Aussi quand le gouvernement chilien a confirmé officiellement au cours de la semaine son intérêt pour son recevoir le Paris-Dakar (source), nul n’a pu être surpris d’une réaction aussi rapide. Le « Dakar » [eh, oui mettons des guillemets désormais] est une entreprise et comme telle elle attise les convoitises. Ce qui devrait interpeller les citoyens européens, c’est pourquoi aujourd’hui il existe un tel désamour entre les Africains et les Européens. Les derniers événements qui ont touché le continent africain devraient nous faire réfléchir à comment conduire nos relations avec ces pays qui aujourd’hui aspirent à des relations non seulement équilibrées financièrement, mais aussi respectueuses de la dignité. Or tant dans le domaine du sport, que dans le domaine de la politique ou de l’économie, l’Afrique n’est pas considérée comme un partenaire à part entière, mais comme un terrain de jeu au mieux, un continent où l’on peut vendre des armes sans conscience, un continent dont on peut exploiter les richesses sans avoir à réfléchir au pourquoi et au comment il faudrait assurer la redistribution des richesses produites vers la population. Faut-il alors s’étonner que les Européens, et les Français aujourd’hui en particulier [avec les événements de Mauritanie, du Tchad] fassent aussi facilement l’objet d’un racisme manifeste ? Celui-ci est certes peut-être attisé au gré des intérêts de tels ou tels responsables politiques ou militaires en quête de pouvoir. Mais la vraie question est savoir si cette situation n’est pas la conséquence d’un comportement outrancier bien antérieur aux tristes faits divers. Cela est d’autant plus dommageable que cette situation ne peut aboutir qu’à une réaction en chaîne difficile à maîtriser conduisant les citoyens à se détourner de l’Afrique et à adopter, ici en Europe, un regard toujours plus suspicieux sur l’étranger.
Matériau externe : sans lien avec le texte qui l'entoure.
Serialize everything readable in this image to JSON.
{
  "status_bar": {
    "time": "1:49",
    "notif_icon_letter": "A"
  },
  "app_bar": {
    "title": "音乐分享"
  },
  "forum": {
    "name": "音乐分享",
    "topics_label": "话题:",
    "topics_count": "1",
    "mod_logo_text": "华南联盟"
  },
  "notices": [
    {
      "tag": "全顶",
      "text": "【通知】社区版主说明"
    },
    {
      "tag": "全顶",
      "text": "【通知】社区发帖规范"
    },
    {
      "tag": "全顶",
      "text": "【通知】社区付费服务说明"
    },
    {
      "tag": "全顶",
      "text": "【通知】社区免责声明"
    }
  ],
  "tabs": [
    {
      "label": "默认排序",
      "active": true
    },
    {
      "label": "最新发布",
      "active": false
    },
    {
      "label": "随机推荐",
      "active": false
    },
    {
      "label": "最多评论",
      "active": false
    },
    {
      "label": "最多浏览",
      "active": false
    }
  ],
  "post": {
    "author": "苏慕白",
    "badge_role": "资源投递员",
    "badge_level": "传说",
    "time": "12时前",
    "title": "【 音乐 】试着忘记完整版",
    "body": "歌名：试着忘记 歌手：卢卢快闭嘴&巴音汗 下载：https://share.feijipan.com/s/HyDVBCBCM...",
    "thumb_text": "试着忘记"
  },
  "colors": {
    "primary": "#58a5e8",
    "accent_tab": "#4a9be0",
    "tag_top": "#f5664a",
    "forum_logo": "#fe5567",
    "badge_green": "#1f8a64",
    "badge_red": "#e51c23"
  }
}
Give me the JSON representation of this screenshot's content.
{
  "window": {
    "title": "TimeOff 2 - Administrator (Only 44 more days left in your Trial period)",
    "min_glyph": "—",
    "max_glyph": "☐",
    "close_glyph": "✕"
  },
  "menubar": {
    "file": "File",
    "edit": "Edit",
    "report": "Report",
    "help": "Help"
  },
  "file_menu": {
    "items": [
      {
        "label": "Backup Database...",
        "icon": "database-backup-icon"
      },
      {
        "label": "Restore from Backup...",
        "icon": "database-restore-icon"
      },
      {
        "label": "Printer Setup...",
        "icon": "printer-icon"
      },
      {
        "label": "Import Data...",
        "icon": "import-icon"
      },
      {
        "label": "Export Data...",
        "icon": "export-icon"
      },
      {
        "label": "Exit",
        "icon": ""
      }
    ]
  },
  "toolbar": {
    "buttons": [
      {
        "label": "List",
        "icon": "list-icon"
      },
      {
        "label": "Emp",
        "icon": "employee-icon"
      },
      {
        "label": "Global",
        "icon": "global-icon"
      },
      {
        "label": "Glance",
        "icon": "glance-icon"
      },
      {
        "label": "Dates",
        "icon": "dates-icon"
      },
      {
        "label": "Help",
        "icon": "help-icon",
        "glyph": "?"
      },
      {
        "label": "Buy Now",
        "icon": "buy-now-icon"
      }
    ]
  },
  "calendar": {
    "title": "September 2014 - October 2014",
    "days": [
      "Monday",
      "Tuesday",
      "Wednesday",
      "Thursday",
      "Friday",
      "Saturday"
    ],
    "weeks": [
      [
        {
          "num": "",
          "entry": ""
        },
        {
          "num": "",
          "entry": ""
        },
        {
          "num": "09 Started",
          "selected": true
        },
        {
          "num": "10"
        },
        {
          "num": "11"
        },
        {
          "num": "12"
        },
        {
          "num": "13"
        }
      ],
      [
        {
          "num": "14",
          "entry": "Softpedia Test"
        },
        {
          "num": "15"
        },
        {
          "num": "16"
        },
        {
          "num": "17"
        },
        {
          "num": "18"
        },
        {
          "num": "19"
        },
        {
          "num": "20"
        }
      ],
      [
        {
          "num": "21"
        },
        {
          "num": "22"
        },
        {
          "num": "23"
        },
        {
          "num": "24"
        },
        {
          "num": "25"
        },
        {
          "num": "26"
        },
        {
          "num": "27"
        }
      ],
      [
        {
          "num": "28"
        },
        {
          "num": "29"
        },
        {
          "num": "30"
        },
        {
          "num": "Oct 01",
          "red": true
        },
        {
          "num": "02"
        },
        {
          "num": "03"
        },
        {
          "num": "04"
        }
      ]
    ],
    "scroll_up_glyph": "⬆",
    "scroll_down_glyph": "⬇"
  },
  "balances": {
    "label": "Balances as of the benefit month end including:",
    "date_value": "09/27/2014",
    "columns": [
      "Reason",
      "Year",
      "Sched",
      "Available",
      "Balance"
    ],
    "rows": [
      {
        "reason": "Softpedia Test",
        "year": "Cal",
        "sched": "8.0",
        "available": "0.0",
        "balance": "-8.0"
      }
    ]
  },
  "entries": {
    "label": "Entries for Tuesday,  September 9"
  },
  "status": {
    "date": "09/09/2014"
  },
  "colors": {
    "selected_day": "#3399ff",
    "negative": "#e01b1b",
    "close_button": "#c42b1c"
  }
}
Aussi, je ne pleurerais pas sur l’organisation annulée du Paris-Dakar. N’en doutons pas, celle-ci saura rebondir ce qui donnera encore plus raison à ce type d’analyse car démontrant que l’esprit dans lequel cette aventure avait été crée par Thierry Sabine avait malheureusement disparu depuis longtemps au bénéfice des intérêts financiers. Aussi, je vous invite plutôt, si vous aimez l’Afrique et si vous aimez aussi la voiture, à vous intéresser à un autre rallye, le Raid 4L Rally créé en 1996 sur l’initiative de personnes qui repartent à l’origine du Dakar « découvrir le désert et vivre une aventure aussi exceptionnelle », mais seulement avec le constat « aucun d’entre eux n’avait [à 20 ans] les moyens de s’acheter un 4×4 à l’époque » d’où l’idée de « le faire avec des bagnoles normales ! » On rejoint notre problématique, celle du rapport à l’argent.
Alors, je vous invite donc à soutenir
ce Raid 4L Rally dont il faut espérer qu’il ne fera pas les frais lui aussi de
cet aveuglement de nos responsables.